Gettelfinger is playing it coy when it comes to Ford, the member of the Detroit Three most agree is in the worst shape. When talks kicked off at Ford last week, Gettelfinger said he wouldn’t comment on how Ford’s financial predicament would affect the UAW’s approach at the bargaining table. But he did say “… they’ve got a lot of cash, by the way.” What Gettelfinger didn’t say is that much of Ford’s cash was borrowed — and most of Ford’s factories and subsidiaries like Volvo and Ford Motor Credit were put up as collateral. Nice try, Ron.

Of course what would UAW bargaining be without vague threats of a strike? To make the threat appear, well, threatening, about 100 protestors, mostly retirees, gathered outside GM HQ to wave signs and engage the media. Protestors pointed to excessive executive bonuses and overseas plant construction as proof belying the disingenuous claim of, “We’re flat broke!” coming from the Detroit Three.

Unfortunately for UAW workers, the Detroit Three’s balance sheets tell a competing story.

Summer incentives — the sales tool Detroit loves to hate

Sales incentives are like crack cocaine for the Detroit Three. Every year it’s the same story — as autumn nears Ford, GM, and Chrysler are strung-out from a summer of binging on incentives — or paying customers to drive cars off the lot.

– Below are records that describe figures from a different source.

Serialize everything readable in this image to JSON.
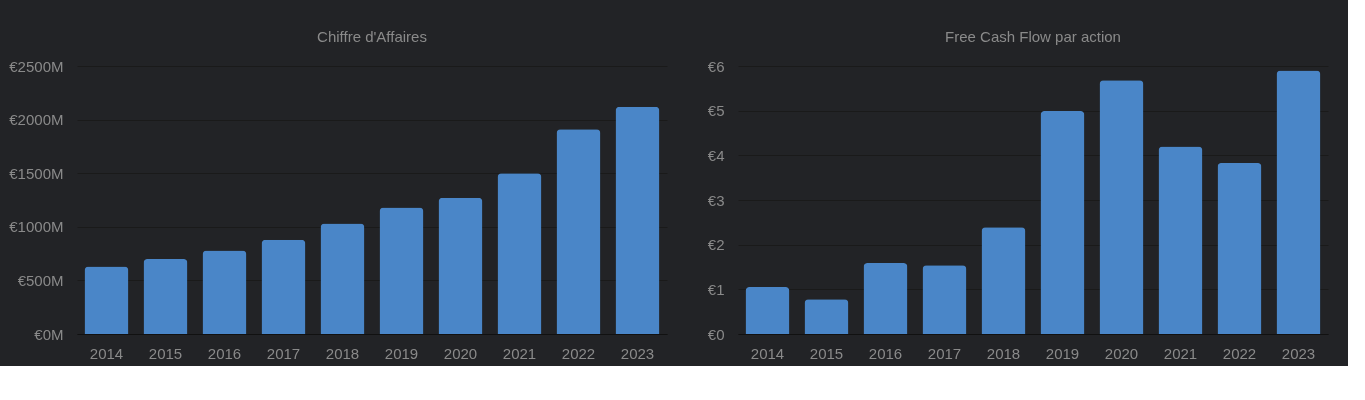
{
  "chart_data": [
    {
      "type": "bar",
      "title": "Chiffre d'Affaires",
      "categories": [
        "2014",
        "2015",
        "2016",
        "2017",
        "2018",
        "2019",
        "2020",
        "2021",
        "2022",
        "2023"
      ],
      "values": [
        630,
        700,
        780,
        880,
        1030,
        1180,
        1270,
        1500,
        1910,
        2120
      ],
      "color": "#4a86c8",
      "ylim": [
        0,
        2500
      ],
      "yticks": [
        {
          "value": 0,
          "label": "€0M"
        },
        {
          "value": 500,
          "label": "€500M"
        },
        {
          "value": 1000,
          "label": "€1000M"
        },
        {
          "value": 1500,
          "label": "€1500M"
        },
        {
          "value": 2000,
          "label": "€2000M"
        },
        {
          "value": 2500,
          "label": "€2500M"
        }
      ],
      "grid": "y"
    },
    {
      "type": "bar",
      "title": "Free Cash Flow par action",
      "categories": [
        "2014",
        "2015",
        "2016",
        "2017",
        "2018",
        "2019",
        "2020",
        "2021",
        "2022",
        "2023"
      ],
      "values": [
        1.05,
        0.78,
        1.59,
        1.54,
        2.39,
        4.99,
        5.68,
        4.2,
        3.83,
        5.9
      ],
      "color": "#4a86c8",
      "ylim": [
        0,
        6
      ],
      "yticks": [
        {
          "value": 0,
          "label": "€0"
        },
        {
          "value": 1,
          "label": "€1"
        },
        {
          "value": 2,
          "label": "€2"
        },
        {
          "value": 3,
          "label": "€3"
        },
        {
          "value": 4,
          "label": "€4"
        },
        {
          "value": 5,
          "label": "€5"
        },
        {
          "value": 6,
          "label": "€6"
        }
      ],
      "grid": "y"
    }
  ]
}
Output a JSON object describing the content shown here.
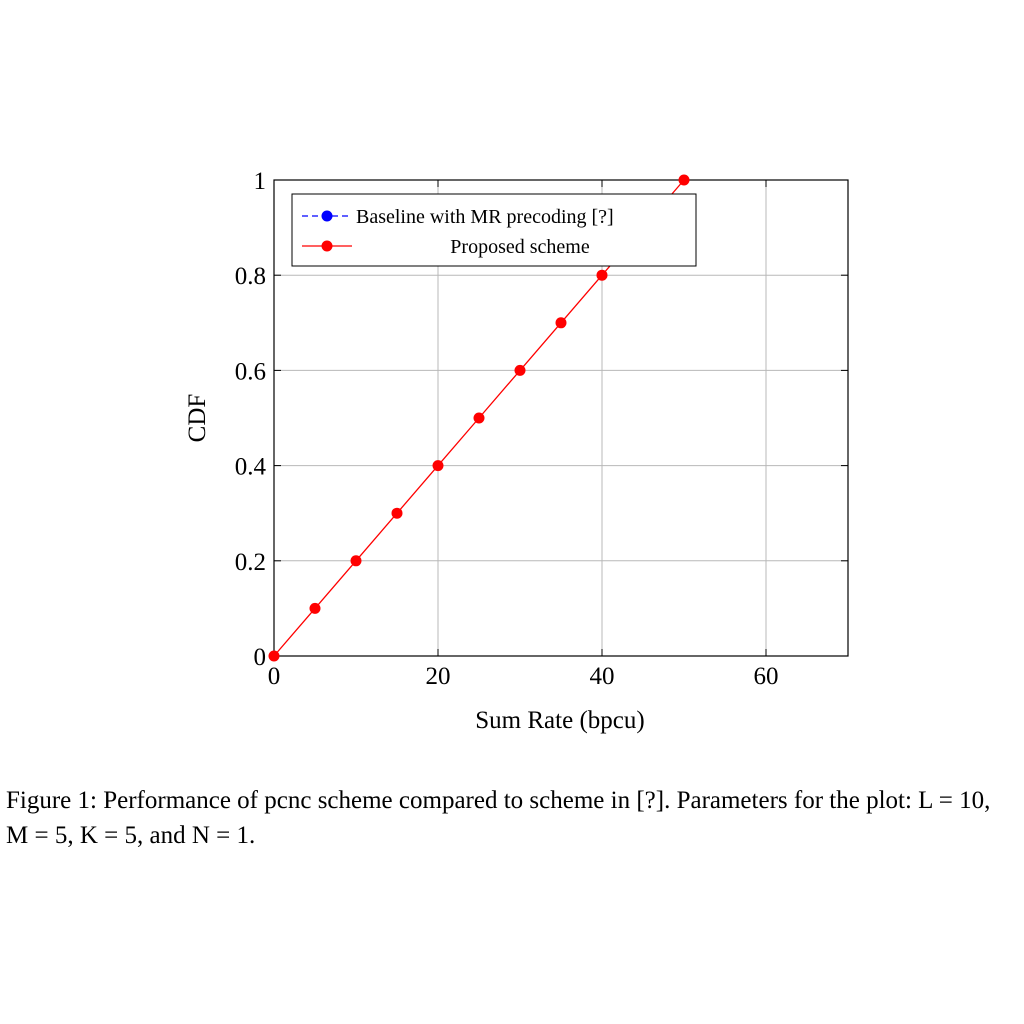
{
  "chart_data": {
    "type": "line",
    "xlabel": "Sum Rate (bpcu)",
    "ylabel": "CDF",
    "xlim": [
      0,
      70
    ],
    "ylim": [
      0,
      1
    ],
    "xticks": [
      "0",
      "20",
      "40",
      "60"
    ],
    "yticks": [
      "0",
      "0.2",
      "0.4",
      "0.6",
      "0.8",
      "1"
    ],
    "grid": true,
    "legend_position": "top-left",
    "series": [
      {
        "name": "Baseline with MR precoding [?]",
        "color": "#0000ff",
        "line_style": "dashed",
        "marker": "circle",
        "x": [],
        "y": []
      },
      {
        "name": "Proposed scheme",
        "color": "#ff0000",
        "line_style": "solid",
        "marker": "circle",
        "x": [
          0,
          5,
          10,
          15,
          20,
          25,
          30,
          35,
          40,
          45,
          50
        ],
        "y": [
          0,
          0.1,
          0.2,
          0.3,
          0.4,
          0.5,
          0.6,
          0.7,
          0.8,
          0.9,
          1.0
        ]
      }
    ]
  },
  "caption": {
    "text": "Figure 1: Performance of pcnc scheme compared to scheme in [?]. Parameters for the plot: L = 10, M = 5, K = 5, and N = 1."
  }
}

The story goes like this — the Detroit Three have too much capacity so they build too many vehicles, especially the gas guzzlers nobody wants. So by the summer they have to offer crazy incentives to get cars off the lot to make room for next year’s models that no one will want either. By the end of the summer the Big Three are haggard and dopey from three months of losing cash in the interest of saving market share and clearing bloated inventories. GM, Ford, and Chrysler are forced to chase the incentives dragon, or be clobbered in a price war.

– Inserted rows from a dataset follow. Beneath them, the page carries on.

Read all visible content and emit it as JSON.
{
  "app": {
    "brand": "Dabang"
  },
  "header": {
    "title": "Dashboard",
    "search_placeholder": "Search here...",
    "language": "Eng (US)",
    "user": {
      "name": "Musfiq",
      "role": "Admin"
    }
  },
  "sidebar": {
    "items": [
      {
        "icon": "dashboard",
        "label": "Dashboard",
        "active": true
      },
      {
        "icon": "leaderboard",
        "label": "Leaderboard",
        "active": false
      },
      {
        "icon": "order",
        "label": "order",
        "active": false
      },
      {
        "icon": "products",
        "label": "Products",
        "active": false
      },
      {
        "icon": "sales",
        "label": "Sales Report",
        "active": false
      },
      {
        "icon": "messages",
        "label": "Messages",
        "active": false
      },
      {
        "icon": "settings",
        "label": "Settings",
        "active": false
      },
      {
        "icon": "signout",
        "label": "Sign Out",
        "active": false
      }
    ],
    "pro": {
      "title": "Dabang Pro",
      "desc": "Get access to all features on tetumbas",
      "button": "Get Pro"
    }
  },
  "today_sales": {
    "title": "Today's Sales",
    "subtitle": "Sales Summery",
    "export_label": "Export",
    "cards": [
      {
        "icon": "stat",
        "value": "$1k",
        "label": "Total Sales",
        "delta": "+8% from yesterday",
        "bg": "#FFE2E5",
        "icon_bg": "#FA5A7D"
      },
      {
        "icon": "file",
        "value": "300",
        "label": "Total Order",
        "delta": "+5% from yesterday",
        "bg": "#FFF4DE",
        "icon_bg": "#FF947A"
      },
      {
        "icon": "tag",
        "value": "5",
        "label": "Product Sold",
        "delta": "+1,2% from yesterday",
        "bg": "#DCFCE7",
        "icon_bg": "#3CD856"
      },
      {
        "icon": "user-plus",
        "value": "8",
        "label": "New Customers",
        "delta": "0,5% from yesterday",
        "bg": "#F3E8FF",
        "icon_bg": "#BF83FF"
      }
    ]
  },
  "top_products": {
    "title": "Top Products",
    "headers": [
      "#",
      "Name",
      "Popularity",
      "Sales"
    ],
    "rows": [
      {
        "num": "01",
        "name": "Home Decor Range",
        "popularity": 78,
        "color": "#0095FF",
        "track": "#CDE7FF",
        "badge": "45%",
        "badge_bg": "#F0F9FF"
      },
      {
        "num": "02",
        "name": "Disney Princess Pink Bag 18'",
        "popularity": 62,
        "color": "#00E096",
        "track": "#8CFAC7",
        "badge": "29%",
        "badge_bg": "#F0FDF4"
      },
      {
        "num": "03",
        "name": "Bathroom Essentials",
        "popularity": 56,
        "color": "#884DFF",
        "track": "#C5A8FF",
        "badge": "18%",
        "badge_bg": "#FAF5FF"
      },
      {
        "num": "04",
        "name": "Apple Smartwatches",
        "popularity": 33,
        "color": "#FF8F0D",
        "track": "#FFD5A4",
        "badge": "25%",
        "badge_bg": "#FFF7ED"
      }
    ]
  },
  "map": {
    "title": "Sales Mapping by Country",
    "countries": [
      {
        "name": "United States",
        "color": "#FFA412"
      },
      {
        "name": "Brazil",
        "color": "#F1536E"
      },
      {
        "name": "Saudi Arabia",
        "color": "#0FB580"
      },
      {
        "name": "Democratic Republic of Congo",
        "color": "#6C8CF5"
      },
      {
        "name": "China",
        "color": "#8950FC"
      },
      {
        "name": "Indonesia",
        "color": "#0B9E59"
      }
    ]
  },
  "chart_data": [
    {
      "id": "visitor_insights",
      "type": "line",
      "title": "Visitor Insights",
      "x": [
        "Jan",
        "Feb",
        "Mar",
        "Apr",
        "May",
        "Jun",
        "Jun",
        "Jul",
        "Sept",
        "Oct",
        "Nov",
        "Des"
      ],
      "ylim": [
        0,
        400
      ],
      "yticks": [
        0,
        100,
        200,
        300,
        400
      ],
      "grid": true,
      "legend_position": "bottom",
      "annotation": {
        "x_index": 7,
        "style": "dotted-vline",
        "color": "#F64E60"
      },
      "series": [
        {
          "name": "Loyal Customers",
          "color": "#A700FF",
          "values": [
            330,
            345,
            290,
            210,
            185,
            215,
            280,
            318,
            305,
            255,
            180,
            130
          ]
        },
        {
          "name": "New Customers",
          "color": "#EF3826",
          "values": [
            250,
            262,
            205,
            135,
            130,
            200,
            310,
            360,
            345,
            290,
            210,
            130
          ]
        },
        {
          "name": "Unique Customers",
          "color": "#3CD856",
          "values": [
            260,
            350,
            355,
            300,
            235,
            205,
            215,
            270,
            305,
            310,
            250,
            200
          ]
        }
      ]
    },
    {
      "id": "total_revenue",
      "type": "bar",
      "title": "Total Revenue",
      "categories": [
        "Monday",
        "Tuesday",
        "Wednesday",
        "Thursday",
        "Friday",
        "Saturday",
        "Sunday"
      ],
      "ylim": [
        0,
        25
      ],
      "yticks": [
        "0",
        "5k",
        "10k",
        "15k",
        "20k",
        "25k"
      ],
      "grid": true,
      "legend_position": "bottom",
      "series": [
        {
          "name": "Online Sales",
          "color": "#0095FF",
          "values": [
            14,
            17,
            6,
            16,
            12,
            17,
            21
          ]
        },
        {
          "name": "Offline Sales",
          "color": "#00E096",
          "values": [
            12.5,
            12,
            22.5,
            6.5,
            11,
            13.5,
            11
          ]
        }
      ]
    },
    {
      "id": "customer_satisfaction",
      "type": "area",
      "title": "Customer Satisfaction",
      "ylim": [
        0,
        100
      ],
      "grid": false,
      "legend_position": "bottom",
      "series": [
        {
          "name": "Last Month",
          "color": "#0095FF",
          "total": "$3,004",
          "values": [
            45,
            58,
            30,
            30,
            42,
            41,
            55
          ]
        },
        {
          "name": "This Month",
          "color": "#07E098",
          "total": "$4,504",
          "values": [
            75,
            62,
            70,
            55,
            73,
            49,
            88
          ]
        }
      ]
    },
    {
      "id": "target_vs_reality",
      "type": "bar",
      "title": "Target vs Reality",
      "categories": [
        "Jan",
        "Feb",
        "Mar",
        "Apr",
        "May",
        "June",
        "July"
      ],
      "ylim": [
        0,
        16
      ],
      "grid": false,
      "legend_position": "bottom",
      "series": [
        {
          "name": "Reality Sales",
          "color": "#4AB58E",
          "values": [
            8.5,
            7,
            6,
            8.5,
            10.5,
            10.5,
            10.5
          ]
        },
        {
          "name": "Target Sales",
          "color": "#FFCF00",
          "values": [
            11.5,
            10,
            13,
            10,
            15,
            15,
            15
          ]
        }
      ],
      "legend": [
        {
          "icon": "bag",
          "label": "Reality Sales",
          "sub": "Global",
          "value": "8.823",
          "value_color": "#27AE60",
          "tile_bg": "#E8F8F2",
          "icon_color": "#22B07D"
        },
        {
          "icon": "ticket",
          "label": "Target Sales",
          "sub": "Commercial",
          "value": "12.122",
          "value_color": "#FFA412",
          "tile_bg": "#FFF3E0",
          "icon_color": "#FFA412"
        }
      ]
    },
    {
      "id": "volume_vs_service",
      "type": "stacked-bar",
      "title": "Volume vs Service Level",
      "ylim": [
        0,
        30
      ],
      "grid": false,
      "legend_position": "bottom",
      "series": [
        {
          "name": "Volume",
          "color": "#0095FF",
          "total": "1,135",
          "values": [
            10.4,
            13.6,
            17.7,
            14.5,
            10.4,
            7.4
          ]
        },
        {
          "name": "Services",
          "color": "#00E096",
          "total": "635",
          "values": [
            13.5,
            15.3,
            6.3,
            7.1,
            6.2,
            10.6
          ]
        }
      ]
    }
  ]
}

Meanwhile foreign rivals — primarily Japanese ones — stick to their guns on pricing, for the most part, and slowly but relentlessly chip away at the Detroit Three’s market share.

According to Automotive News, 2007 will likely be the tipping point where foreign players collectively have a 50% or better share of the US car market.

Toyota has had a knife in the back of the Detroit Three for years, but this summer it is twisting the blade by getting in on the incentives game in an ingenious and merciless way. With a new Tundra factory in San Antonio, Toyota is raising incentives on Tundras in hopes of capturing more truck market share. GM was trying to wean itself off incentives. GM’s average 2007 incentive is down a few hundred dollars compared to 2006, so Toyota is raising Tundra incentives to kick GM while it’s down.

So there’s never been a better time to hit the dealer lots and snatch up a great deal, at least until next summer, anyway.